Is the Distance to a Closed Subset in a Metric Space Always Finite?

[aodesky]

Suppose (X,d) is a metric space and A, a subset of X, is closed and nonempty. For x in X, define d(x,A) = inf_{a in A}{d(x,a)}

Show that d(x,A) < infinity.



I really don't have much of an idea on how to show it must be finite. An obvious thought comes to mind, namely that a metric is real-valued by definition, so it must be a real number and hence finite, but I don't feel that that reasoning captures the gist of the inherent problem.

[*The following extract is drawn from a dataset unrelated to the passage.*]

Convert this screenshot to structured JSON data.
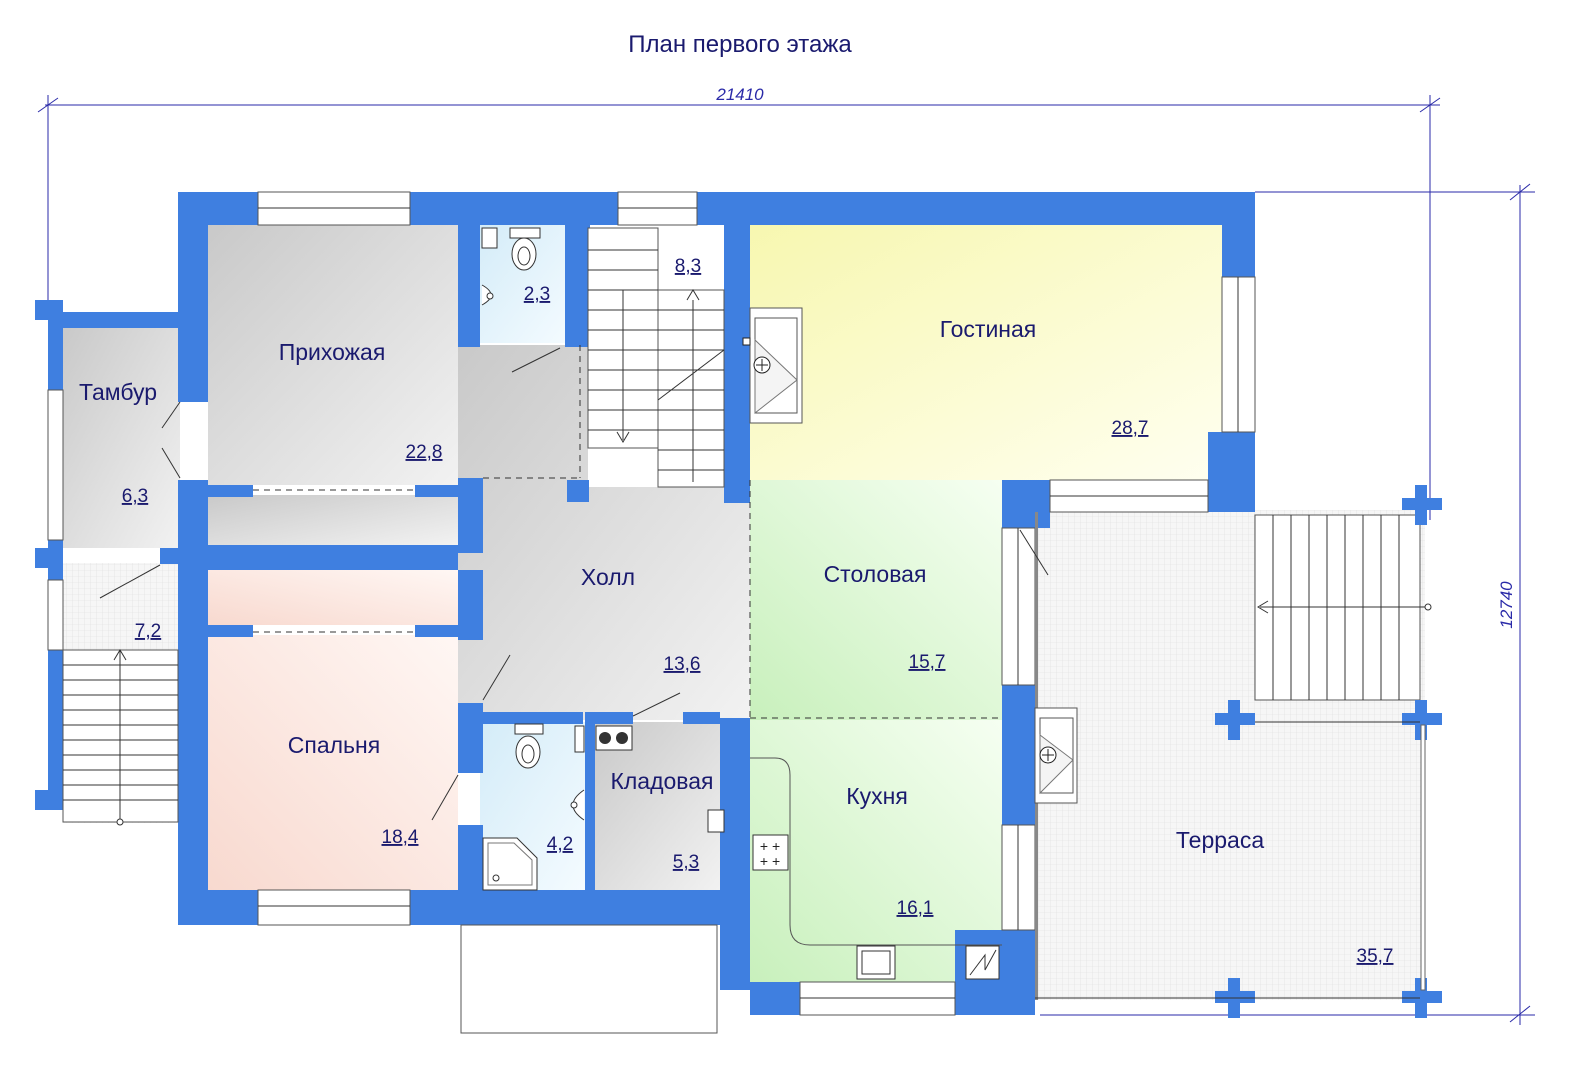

Does anyone have any ideas?

 

[micromass]

So you must show that the set

\{d(x,a)~\vert~a\in A\}

has a finite infimum. The only thing you need to check here is that the set is nonempty. Do you agree??

 

[foxjwill]

Suppose (X,d) is a metric space and A, a subset of X, is closed and nonempty. For x in X, define d(x,A) = inf_{a in A}{d(x,a)}

Show that d(x,A) < infinity.

Are you sure you wrote down the problem correctly? As micromass pointed out, whether or not A is closed is irrelevant. Maybe you have to show that 0&lt;d(x,A)&lt;\infty for all x\notin A?

 

[aodesky]

Thanks for the responses. To micromass: I don't quite see how the set's being nonempty necessarily implies that its infimum is finite. And to foxjwill: the set's being closed has no pertinence (at least I don't think it does) to the part of the question I asked here, but there are two other parts of the question to which it does play a role; however, I knew how to answer those so I didn't post them here, and I didn't omit the fact that the set was closed because I wasn't positive that it played no role whatsoever in the question I asked here. The question is quoted here correctly, I just still cannot see a direct implication toward a finite infimum based off of the information here. Can you prove it micromass?

 

[micromass]

Try to prove the following:

if a set of real numbers is nonempty and bounded below, then its infimum is finite.